Across the Digital Nation: An open letter to California's newest leader

Rishi Sood

Dear Gov.-Elect Arnold Schwarzenegger: Congratulations on your victory. With the California gubernatorial recall election over, the hard part of governing now begins.

With a couple of days under your belt, you already must confront a myriad of enterprise issues, budgeting complexities and operational decisions to be made.

As you work your way through your first six months, I submit three core issues for your administration:

1. Recognize the value of IT

Information technology lies at the very heart of transforming government operations. Although California has had varying degrees of success and failure with respect to technology, IT can be the prime enabler of more efficient government service delivery, lowered operational expenses and increased citizen satisfaction.

Under your leadership, you must rebuild the technology organization and reprioritize new technology initiatives to best meet operational objectives. In the end, technology will be a key factor in helping the state better predict funding shortfalls, uncover new funding streams and reduce operational waste.

2. Focus on the four new maxims.

Given the fiscal difficulties across the nation, state governors have required agency heads to focus on four maxims of government operations:

  • Cost containment: IT outsourcing and business process outsourcing can be two mechanisms to control spiraling operational expenses and have more predictable costs and defined service-level agreements.
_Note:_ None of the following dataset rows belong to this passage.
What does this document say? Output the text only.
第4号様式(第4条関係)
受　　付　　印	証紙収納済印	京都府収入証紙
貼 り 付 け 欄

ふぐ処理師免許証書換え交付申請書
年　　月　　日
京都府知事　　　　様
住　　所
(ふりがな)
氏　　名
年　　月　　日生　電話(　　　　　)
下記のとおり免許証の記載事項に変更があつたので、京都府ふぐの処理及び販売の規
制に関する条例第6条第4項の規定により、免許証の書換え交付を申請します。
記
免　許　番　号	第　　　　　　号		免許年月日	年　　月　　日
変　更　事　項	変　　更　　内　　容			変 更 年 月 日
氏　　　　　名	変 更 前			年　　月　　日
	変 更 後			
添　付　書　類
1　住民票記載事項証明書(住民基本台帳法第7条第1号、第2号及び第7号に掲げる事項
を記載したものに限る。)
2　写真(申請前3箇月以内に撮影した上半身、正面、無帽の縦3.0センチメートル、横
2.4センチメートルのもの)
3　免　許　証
  • Cost avoidance: Information technology solutions such as eligibility verification and fraud detection systems can help align benefits delivery and eliminate waste in the system.

  • Revenue maximization: Across the country, state and local governments are not properly compensated for federally related expenses. New technology implementation to spur Health and Human Services reimbursement is a key issue. Moreover, new solutions to maximize funds from tax dodgers and compliance from parking violators are other key areas.

  • Revenue generation: Technology also can help spur revenue, such as the development of e-government services to interested business communities, to improve areas of government compliance, such as permitting and licensing, or to facilitate economic development activities for relocating business.


To get back to higher ground, California must again examine how each agency's business operations are contributing to the goals of the new maxims. With your leadership, the state can embed these objectives into annual business planning for long-term change.

3. Reward new behaviors.

California should approach its problems, especially the huge budget shortfall, as an opportunity to expand innovation and tread new ground. In many respects, this provides opportunities to change the traditional business environment and create incentives for agencies to adopt new behaviors. Performance-based contracts may be one area in which state agencies reorient procurement processes to focus on results

These contracts allow agencies to enter innovative arrangements with vendor partners, and would enable both entities to share in the positive results from new business directions.

Similarly, state agencies that are able to improve service delivery metrics, reduce operational costs and increase customer satisfaction should be able to retain some of those savings to invest in other areas of agency transformation. In the long run, this may spur greater agency cooperation and data sharing, as well as speed the development of customer-centric solutions.

In the end, these three issues are fundamental to how California will spur short- and long-term change. All California residents would like to say "hasta la vista" to the budget shortfalls. It only sounds better coming from you.